It leads to an uneven distribution of gains, of growth and limited upward mobility. The thrust of our development policy initiatives should focus on how to deal with that, Indian economist and a professor of economics at the London School of Economics, writes
Illustration: Sameer Pawar
Does India have an inequality problem? It would appear so.
India’s economy experienced the largest contraction (8 percent) in the post-Independence period due to the Covid-19 crisis and its economic fallout last year. Yet, the stock market has recovered from the initial dip and is up by 75 percent from a year ago. The total number of Indian billionaires rose to 140 from 102 last year; their combined wealth has nearly doubled to $596 billion. India has the third highest number of billionaires in the world after the US and China. Yet, if we look at poverty, India’s share of the world’s extreme poor is higher than its population share. India accounts for 139 million of the total 689 million people (20.17 percent) living in extreme poverty in 2017, according to World Bank estimates, while its population is 17.8 percent of the world population.
Now, India’s population is large and the fact that there are many Indians who are rich and many who are poor does not necessarily mean there is greater inequality compared to other countries. But, even if we account for population and economic differences across countries, analysis shows that India does have more than its expected share of multimillionaires.
However, looking at the very top and bottom tails of the wealth distribution gives us a limited glimpse of the problem of inequality. Moreover, the pandemic is a once-in-a-century phenomenon and so we need to dig a bit deeper to see what the story with inequality in India is.

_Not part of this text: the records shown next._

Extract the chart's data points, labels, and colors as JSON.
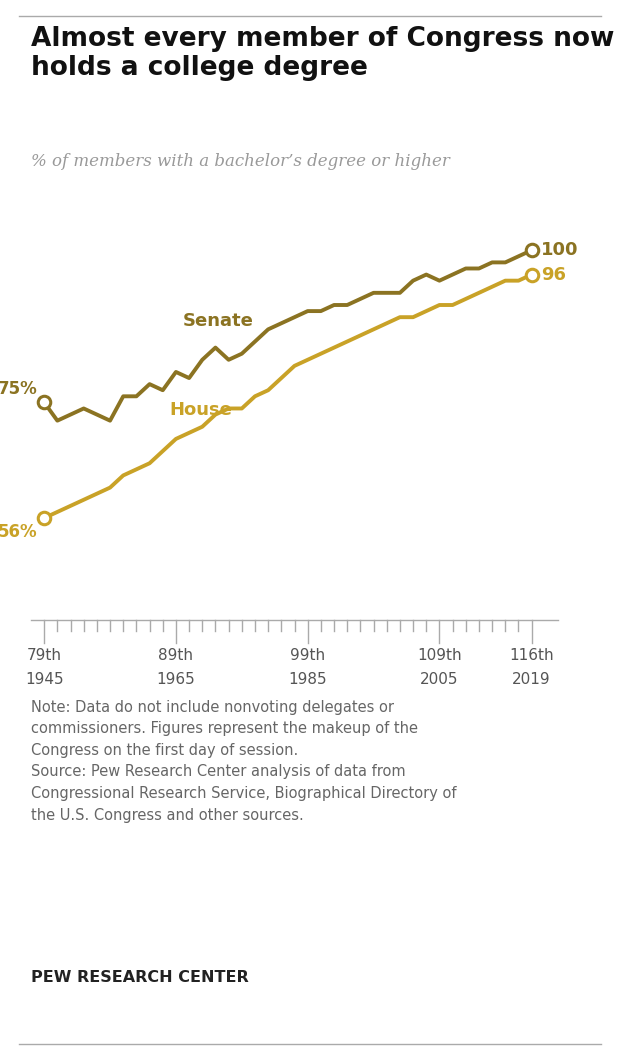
{
  "title": "Almost every member of Congress now\nholds a college degree",
  "subtitle": "% of members with a bachelor’s degree or higher",
  "senate_color": "#8B7322",
  "house_color": "#C9A227",
  "background_color": "#FFFFFF",
  "note": "Note: Data do not include nonvoting delegates or\ncommissioners. Figures represent the makeup of the\nCongress on the first day of session.\nSource: Pew Research Center analysis of data from\nCongressional Research Service, Biographical Directory of\nthe U.S. Congress and other sources.",
  "footer": "PEW RESEARCH CENTER",
  "x_tick_labels": [
    [
      "79th",
      "1945"
    ],
    [
      "89th",
      "1965"
    ],
    [
      "99th",
      "1985"
    ],
    [
      "109th",
      "2005"
    ],
    [
      "116th",
      "2019"
    ]
  ],
  "x_tick_positions": [
    79,
    89,
    99,
    109,
    116
  ],
  "senate_data": [
    [
      79,
      75
    ],
    [
      80,
      72
    ],
    [
      81,
      73
    ],
    [
      82,
      74
    ],
    [
      83,
      73
    ],
    [
      84,
      72
    ],
    [
      85,
      76
    ],
    [
      86,
      76
    ],
    [
      87,
      78
    ],
    [
      88,
      77
    ],
    [
      89,
      80
    ],
    [
      90,
      79
    ],
    [
      91,
      82
    ],
    [
      92,
      84
    ],
    [
      93,
      82
    ],
    [
      94,
      83
    ],
    [
      95,
      85
    ],
    [
      96,
      87
    ],
    [
      97,
      88
    ],
    [
      98,
      89
    ],
    [
      99,
      90
    ],
    [
      100,
      90
    ],
    [
      101,
      91
    ],
    [
      102,
      91
    ],
    [
      103,
      92
    ],
    [
      104,
      93
    ],
    [
      105,
      93
    ],
    [
      106,
      93
    ],
    [
      107,
      95
    ],
    [
      108,
      96
    ],
    [
      109,
      95
    ],
    [
      110,
      96
    ],
    [
      111,
      97
    ],
    [
      112,
      97
    ],
    [
      113,
      98
    ],
    [
      114,
      98
    ],
    [
      115,
      99
    ],
    [
      116,
      100
    ]
  ],
  "house_data": [
    [
      79,
      56
    ],
    [
      80,
      57
    ],
    [
      81,
      58
    ],
    [
      82,
      59
    ],
    [
      83,
      60
    ],
    [
      84,
      61
    ],
    [
      85,
      63
    ],
    [
      86,
      64
    ],
    [
      87,
      65
    ],
    [
      88,
      67
    ],
    [
      89,
      69
    ],
    [
      90,
      70
    ],
    [
      91,
      71
    ],
    [
      92,
      73
    ],
    [
      93,
      74
    ],
    [
      94,
      74
    ],
    [
      95,
      76
    ],
    [
      96,
      77
    ],
    [
      97,
      79
    ],
    [
      98,
      81
    ],
    [
      99,
      82
    ],
    [
      100,
      83
    ],
    [
      101,
      84
    ],
    [
      102,
      85
    ],
    [
      103,
      86
    ],
    [
      104,
      87
    ],
    [
      105,
      88
    ],
    [
      106,
      89
    ],
    [
      107,
      89
    ],
    [
      108,
      90
    ],
    [
      109,
      91
    ],
    [
      110,
      91
    ],
    [
      111,
      92
    ],
    [
      112,
      93
    ],
    [
      113,
      94
    ],
    [
      114,
      95
    ],
    [
      115,
      95
    ],
    [
      116,
      96
    ]
  ],
  "ylim": [
    40,
    110
  ],
  "xlim": [
    78,
    118
  ],
  "figsize": [
    6.2,
    10.52
  ],
  "dpi": 100
}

The World Inequalities Database that has been created by Thomas Piketty and his colleagues presents a relatively comprehensive picture of both wealth and income inequality across countries and how they have evolved over time. The picture it presents does point to an alarming rise in inequality in India. If we take wealth inequality, the share of the top 1 percent of total wealth was fairly constant around 12 percent from 1961, the earliest year for which we have numbers, to 1981. Since 1991, the year of liberalisation, it has steadily increased and reached 42.5 percent in 2020. The share of total wealth of the bottom 50 percent fell marginally from 12 percent to 11 percent between 1961 and 1981, but then it started declining sharply and stood at a mere 2.8 percent in 2020. Even the share of the middle 40 percent shows a similar pattern, hovering around 45 percent till 1981 and then falling steadily down to 23 percent in 2020.